Saturday’s parliamentary elections in Afghanistan could end up causing more harm than good. No political parties can run because they still are not allowed in Afghan law (so much for democracy). Some candidates are warlords, others of them known corrupt cronies of President Hamid Karzai. The Taliban have threatened violence against voters and candidates.
Sometimes they have already made good on their threats. In the northern Balkh province on Thursday, Taliban killed two election workers, bringing the total in the build-up to the parliamentary polls to nearly two dozen, with a similar number wounded.
In the major southern Pushtun city of Qandahar, candidates have not been campaigning for parliament because, they say, it is too dangerous to do so.
Pajhwok News Agency reports that the Afghanistan government has cancelled the vote in 9 districts around the country that are under the control of Taliban or other insurgent guerrilla groups. They include “Kamdesh district of Nuristan province, Nika of Paktika, Nawa of Ghazni, Khak-e-Afghan of Zabul, Ghorak and Mianshin districts of Kandahar and Baghran Washear and Desho districts of Helmand province.” Astonishingly, an army spokesman admitted that “We have no security forces in the mentioned districts and the election commission does not plan to launch an election in these districts.”
Some 100,000 police will be on duty Saturday for the voting, but only 14,000 soldiers are being mobilized from the regular army for security duties that day.

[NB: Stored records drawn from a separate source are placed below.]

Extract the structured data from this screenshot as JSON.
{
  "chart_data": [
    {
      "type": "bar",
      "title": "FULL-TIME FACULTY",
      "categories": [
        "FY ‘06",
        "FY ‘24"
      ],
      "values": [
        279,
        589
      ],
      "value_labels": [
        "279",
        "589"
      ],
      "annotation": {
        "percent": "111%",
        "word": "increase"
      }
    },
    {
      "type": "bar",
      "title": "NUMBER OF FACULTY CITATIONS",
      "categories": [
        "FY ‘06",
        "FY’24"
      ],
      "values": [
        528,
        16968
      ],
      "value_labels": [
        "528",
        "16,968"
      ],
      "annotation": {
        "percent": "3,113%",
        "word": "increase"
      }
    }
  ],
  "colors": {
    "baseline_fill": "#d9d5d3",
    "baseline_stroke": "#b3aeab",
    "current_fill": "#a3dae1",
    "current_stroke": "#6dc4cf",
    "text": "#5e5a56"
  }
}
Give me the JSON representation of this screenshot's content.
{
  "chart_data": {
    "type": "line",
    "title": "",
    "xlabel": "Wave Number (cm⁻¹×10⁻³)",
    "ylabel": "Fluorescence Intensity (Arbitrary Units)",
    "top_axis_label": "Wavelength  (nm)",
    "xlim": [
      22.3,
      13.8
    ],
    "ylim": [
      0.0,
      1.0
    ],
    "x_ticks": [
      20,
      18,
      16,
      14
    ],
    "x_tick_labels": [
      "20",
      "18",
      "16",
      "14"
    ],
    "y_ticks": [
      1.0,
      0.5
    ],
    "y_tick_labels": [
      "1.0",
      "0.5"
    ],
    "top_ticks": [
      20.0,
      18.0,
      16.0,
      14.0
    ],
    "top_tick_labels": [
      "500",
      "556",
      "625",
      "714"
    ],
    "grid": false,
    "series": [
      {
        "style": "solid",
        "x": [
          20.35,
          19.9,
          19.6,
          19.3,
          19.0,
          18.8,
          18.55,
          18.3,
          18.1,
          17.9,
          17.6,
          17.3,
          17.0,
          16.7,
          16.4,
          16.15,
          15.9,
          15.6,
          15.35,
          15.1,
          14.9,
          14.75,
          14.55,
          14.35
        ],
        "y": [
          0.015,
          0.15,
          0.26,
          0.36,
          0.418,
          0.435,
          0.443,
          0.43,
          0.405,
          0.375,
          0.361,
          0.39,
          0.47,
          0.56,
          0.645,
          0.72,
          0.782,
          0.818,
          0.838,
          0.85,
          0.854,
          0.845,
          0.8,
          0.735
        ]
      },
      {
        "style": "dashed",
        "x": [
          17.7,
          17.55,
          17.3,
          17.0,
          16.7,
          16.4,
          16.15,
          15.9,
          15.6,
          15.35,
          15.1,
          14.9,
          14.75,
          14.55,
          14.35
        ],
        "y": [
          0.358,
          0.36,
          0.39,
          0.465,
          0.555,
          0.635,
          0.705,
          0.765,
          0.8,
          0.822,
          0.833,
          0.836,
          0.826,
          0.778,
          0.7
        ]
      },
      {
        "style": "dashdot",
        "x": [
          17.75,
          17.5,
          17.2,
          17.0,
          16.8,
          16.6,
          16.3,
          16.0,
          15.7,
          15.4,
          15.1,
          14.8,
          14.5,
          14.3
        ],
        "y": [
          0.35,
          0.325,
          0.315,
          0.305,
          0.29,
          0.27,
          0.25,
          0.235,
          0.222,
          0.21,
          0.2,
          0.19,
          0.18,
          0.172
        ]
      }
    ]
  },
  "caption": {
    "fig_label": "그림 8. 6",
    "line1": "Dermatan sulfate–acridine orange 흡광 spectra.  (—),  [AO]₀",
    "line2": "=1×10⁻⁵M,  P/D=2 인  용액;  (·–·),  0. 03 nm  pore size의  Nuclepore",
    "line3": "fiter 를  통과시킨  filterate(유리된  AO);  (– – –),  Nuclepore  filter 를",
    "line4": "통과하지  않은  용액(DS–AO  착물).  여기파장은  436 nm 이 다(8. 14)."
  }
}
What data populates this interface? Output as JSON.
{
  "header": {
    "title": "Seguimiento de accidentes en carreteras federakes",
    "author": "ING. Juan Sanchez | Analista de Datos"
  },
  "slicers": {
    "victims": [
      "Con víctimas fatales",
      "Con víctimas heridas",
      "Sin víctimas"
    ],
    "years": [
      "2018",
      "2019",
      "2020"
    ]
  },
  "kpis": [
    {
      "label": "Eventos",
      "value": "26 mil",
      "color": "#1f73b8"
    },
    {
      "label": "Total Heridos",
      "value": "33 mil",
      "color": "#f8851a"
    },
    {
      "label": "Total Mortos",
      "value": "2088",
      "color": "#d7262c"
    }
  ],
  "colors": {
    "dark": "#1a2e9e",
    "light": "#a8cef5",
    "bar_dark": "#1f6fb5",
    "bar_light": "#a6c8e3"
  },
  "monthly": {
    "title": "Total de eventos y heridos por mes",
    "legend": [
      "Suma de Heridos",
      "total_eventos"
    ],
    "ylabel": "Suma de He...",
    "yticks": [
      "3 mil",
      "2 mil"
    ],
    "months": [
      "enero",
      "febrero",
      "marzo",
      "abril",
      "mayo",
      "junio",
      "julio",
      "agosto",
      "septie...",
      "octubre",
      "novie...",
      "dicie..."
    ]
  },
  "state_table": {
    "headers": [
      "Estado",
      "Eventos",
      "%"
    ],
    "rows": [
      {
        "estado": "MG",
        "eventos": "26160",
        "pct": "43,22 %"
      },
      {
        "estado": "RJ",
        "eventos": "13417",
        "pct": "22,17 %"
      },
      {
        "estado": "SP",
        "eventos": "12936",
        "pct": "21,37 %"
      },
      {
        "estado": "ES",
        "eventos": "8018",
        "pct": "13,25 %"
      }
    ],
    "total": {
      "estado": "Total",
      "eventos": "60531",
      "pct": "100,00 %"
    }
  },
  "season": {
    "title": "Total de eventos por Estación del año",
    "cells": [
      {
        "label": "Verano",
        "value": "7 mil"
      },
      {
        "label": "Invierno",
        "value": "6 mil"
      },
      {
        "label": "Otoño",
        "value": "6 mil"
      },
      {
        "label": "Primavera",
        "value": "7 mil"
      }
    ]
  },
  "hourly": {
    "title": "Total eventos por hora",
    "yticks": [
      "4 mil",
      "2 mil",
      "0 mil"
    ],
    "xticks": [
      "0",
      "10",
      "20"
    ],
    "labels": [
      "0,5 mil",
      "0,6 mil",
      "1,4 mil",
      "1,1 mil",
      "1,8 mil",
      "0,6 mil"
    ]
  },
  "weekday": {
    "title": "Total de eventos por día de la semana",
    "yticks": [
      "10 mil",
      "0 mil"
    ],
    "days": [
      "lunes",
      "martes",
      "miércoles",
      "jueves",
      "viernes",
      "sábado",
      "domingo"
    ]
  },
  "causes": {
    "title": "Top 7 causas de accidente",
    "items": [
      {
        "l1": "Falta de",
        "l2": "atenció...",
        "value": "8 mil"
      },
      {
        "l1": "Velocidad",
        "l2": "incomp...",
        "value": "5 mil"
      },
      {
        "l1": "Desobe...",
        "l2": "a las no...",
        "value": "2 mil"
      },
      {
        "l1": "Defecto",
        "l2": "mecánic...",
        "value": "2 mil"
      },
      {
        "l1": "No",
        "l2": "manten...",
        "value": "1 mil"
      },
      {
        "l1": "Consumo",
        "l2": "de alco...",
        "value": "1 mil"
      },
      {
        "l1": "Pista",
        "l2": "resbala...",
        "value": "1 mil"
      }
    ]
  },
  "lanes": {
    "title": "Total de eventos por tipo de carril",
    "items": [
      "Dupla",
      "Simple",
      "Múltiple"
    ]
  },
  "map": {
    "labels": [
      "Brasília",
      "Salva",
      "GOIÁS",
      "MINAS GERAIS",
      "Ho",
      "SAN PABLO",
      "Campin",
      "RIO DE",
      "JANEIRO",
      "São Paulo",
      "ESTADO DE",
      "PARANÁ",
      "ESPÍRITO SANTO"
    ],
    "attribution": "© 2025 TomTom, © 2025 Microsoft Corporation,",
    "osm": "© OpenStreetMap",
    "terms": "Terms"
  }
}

Kabul appears to be planning to depend on the 130,000 American and NATO troops.
Human rights activists are charging that the Afghanistan government is closing some 1,000 polling stations before the elections not out of security concerns but in order to disadvantage some groups in the voting.
Aljazeera English reports on the vast problem of forged ballots in the Afghanistan elections:
A new German Marshall Fund poll finds that Americans are amazingly (and perhaps unreasonably) optimistic about the possibility of ‘stabilizing’ Afghanistan compared to Europeans. About 51 percent of Americans still thinks it is possible to stabilize the country, whereas only 10 percent of Germans think that, and European averages are gloomier across the board.